Mientras muchas personas se preparan para protagonizar los actos litúrgicos de la Semana Santa, en la que algunos/as dan rienda suelta a sus poderes sociales o económicos, ostentando aditamentos y actitudes reñidas con la austeridad del ceremonial del calendario católico; otros habrán hecho las maletas para evadirse de la rutina laboral por unos días, solos o en compañía familiar. Su meta, acorde con su peculio, les permitirá traspasar los límites de la Isla o pernoctar en cualquier lugar turístico de ella en diferentes categorías habitacionales. Las creencias personales suelen matizarse a veces con estas estancias en común donde también, pese a estar ajenas al ceremonial del credo religioso, sirven para que la propia familia, separada habitualmente por sus múltiples obligaciones generacionales, se reúna y aprenda a convivir y conocerse mejor durante unos días.
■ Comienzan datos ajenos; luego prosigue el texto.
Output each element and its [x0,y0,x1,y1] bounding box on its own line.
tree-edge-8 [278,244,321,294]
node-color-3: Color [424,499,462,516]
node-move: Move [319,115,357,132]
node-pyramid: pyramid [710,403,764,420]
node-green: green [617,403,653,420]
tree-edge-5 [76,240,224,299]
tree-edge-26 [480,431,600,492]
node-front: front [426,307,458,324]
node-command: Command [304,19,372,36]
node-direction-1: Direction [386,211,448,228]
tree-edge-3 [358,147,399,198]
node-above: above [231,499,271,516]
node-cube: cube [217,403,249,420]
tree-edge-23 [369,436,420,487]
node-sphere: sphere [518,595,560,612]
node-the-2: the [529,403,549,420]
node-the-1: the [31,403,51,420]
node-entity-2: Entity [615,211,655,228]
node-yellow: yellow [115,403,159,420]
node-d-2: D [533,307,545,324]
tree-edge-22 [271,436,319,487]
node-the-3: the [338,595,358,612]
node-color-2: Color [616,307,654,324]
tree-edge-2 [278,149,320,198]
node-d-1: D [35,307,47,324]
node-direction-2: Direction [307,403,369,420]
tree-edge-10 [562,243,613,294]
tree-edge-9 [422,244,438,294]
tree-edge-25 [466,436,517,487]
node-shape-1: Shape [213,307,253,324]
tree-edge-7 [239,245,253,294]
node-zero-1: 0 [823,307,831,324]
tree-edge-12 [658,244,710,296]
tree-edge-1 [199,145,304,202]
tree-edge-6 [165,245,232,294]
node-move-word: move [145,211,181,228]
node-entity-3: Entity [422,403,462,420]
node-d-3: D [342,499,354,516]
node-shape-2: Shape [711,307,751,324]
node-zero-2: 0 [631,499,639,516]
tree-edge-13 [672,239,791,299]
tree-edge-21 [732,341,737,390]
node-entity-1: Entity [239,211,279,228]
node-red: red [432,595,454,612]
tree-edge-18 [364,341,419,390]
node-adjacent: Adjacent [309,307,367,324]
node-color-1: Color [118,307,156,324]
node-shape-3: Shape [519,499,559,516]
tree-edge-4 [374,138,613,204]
Descartadas estas opciones más favorecidas, continuaremos con las referidas a otras familias en paro laboral permanente; pensionistas dependientes o enfermos, y hasta los más pobres o mendigos de solemnidad que rebuscan o esperan el contenedor de productos caducados del supermercado o gran superficie, para repartirse su contenido. Protagonismo a interpretar necesitado de dos requisitos: el hambre física y la parálisis temporal de la dignidad, capaz de erradicar el "qué dirán" de un sector social maledicente que disfruta con la contemplación de estos desesperados menesteres, forzados por la precariedad tangible y la exposición de sus miserias.

Un ejemplo reciente lo hemos visto protagonizado por Fatma, Kraterine, Nagie, María, Jumaje y Sevilan, seis mujeres rumanas de edades comprendidas entre los 40 y 19 años que han sido humilladas en público por unos golfos partidarios de un equipo de fútbol holandés. Obligándolas a hacer flexiones sin recato alguno en la Plaza Mayor madrileña, ante la mirada de cientos de transeúntes, mientras les tiraban calderilla al suelo para que la recogieran a cuatro patas. Esclavas de una mafia que explota su mendicidad, son engañadas en su país de origen con las mismas promesas que las que arguyen para esa otra lacra del tráfico sexual. De este modo son vejadas de forma cotidiana, siendo únicamente visibles cuando en algunas personas surge el sentimiento de compasión ante la flagrante degradación pública. Una ofensa que las víctimas aceptan complacidas, habida cuenta del inusual acopio de limosnas obtenido, que les permite ayudar a sus familias y pagarles a sus explotadores el precio de su indignidad.

Aunque parezca increíble, sólo con frecuentar las zonas concurridas de la Isla, en la antesala del puerto capitalino o en cualquier concentración urbana, podremos verlas ejercer su oficio, o cometer hurtos a los transeúntes que abordan en su cotidiano limosneo. Yo mismo he sido testigo de estas incidencias en un mercado de Las Chafiras, y otro en el rastrillo dominical de Guargacho, ante la ausencia absoluta de vigilancia policial. Tratar de erradicar estas prácticas combatiendo a las redes responsables es sólo la punta del iceberg de la triste progresión de la desigualdad. Una desigualdad que ahora casi nadie quiere ver, pero en la que millones de refugiados, con sus familias a cuestas, tratan de introducirse en Europa a través de sus fronteras naturales, mientras sobreviven en campamentos anegados por la lluvia y el fango entre Grecia y Macedonia, ante la mirada indiferente de los Estados miembros, que acuerdan indemnizar a Turquía para que acoja a los miles que ellos desprecian. No nos extrañemos, por tanto, que unos gamberros escenifiquen estas humillaciones en público con unas mujeres que han tenido que prescindir de su dignidad para sobrevivir, y que justo hoy, jueves, como contrasentido lo nominemos Día del Amor Fraterno.